The next Chrysler 300 could be front-wheel drive


Fiat-Chrysler’s CEO, Sergio Marchionne, has thrown a cat among the pigeons this week at an event at the automaker’s Windsor, Ontario plant. Chrysler’s 300 could switch from its current rear-drive layout to a front-drive-based architecture shared with the new Pacifica minivan. The current model 300, which is loosely based on an old Mercedes-Benz platform, is due for replacement sometime beyond 2019.

We know that the Dodge Charger, the 300’s mechanical twin, would also be replaced around the same time, but reports differ on whether or not it would get a version of Fiat-Chrysler’s newest rear-drive platform, the one that underpins the Alfa Romeo Giulia. Financially it certainly makes some sense to borrow the Pacifica’s front-drive platform to the 300, due to greater economies of scale, and it would also lighten the sedan thereby improving its fuel efficiency. But it would also pretty much kill any possibility that the big Chrysler keeps its V8 engine option. Which brings us back to the Giulia’s rear-drive platform, which could enable Chrysler to keep the 300’s V8 power.

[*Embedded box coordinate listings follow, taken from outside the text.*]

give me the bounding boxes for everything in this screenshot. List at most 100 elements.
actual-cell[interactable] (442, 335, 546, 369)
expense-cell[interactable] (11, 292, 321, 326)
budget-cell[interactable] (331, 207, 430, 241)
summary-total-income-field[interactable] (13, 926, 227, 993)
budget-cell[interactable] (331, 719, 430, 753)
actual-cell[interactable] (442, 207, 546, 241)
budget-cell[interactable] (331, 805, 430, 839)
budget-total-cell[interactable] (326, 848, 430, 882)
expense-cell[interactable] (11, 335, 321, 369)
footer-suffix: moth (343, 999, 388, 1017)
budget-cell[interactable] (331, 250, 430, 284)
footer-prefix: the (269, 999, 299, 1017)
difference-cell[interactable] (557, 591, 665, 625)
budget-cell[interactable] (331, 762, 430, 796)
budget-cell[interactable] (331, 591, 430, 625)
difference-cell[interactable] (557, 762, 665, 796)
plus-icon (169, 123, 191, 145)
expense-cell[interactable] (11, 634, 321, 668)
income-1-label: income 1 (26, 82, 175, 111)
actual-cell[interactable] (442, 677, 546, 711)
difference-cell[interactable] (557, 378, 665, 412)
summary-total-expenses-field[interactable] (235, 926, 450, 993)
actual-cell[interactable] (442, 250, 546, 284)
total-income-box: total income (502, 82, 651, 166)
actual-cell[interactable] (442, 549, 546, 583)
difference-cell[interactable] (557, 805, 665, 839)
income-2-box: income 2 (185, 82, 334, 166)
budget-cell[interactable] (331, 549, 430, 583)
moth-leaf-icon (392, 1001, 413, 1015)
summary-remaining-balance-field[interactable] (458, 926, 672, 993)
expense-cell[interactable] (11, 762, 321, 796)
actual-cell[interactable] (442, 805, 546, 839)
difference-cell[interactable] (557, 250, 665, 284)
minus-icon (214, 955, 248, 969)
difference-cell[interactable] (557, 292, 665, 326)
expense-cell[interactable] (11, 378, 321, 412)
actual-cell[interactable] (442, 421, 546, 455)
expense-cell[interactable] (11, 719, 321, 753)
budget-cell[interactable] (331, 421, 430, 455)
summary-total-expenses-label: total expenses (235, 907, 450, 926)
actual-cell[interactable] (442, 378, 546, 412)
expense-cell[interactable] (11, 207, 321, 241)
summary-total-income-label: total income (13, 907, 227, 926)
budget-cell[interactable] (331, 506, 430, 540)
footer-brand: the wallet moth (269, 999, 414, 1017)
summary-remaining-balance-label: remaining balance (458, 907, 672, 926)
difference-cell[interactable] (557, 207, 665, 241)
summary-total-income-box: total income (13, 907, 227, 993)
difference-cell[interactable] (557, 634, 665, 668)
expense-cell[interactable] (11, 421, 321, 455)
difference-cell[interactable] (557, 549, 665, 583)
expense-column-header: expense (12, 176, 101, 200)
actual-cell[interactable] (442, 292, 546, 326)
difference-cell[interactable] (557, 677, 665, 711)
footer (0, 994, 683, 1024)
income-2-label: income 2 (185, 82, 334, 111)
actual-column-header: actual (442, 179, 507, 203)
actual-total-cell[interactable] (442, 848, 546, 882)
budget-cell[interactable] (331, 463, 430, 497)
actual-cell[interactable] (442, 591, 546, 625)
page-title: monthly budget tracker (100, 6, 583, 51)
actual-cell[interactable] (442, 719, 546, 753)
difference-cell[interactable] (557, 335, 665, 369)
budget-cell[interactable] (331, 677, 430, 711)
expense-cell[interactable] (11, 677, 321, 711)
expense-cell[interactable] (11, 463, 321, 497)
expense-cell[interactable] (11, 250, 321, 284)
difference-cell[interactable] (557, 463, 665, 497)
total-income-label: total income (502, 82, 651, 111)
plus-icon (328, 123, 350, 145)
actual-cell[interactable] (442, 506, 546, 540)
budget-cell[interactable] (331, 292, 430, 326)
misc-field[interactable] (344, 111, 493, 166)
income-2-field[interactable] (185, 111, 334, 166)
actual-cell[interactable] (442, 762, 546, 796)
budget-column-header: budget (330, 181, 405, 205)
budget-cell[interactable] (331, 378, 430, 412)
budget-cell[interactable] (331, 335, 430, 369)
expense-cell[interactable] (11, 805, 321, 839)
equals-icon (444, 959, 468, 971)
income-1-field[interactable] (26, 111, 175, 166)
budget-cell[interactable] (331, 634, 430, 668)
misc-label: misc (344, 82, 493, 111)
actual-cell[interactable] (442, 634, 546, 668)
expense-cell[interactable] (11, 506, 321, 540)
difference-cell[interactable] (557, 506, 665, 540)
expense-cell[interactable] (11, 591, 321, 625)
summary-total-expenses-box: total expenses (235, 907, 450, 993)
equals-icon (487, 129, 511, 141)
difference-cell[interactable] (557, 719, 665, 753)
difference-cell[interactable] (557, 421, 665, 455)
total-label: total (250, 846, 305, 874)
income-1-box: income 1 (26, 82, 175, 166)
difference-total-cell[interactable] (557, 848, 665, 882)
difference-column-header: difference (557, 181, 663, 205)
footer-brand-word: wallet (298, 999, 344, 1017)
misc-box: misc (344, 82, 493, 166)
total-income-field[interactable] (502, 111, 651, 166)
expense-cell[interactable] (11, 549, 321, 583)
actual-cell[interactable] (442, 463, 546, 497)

Next to issues of image, Fiat-Chrysler faces a few challenges in transitioning its full-size cars to a front-drive platform, namely where to built such vehicles. Today, the rear-drive 300 and its Dodge siblings are assembled at the automaker’s aging Brampton, Ontario plant. According to Automotive News, modernizing the Brampton facility could cost $1 billion, a potentially necessary step given that the Windsor plant where the Pacifica is built likely won’t have the capacity to also build a sedan. Marchionne did mention that, as soon as the outgoing Dodge Caravan is phased out of production, Windsor would have room for another product, but that most likely will be the full-size, three-row crossover (also built on the Pacifica platform) due in Chrysler showrooms around 2018. At this point, FCA seems unsure how to proceed with the 300 and its related Dodge products—a task no doubt made more difficult by the fact that the market for large sedans is in decline.

We wouldn’t be surprised to see them fade away altogether.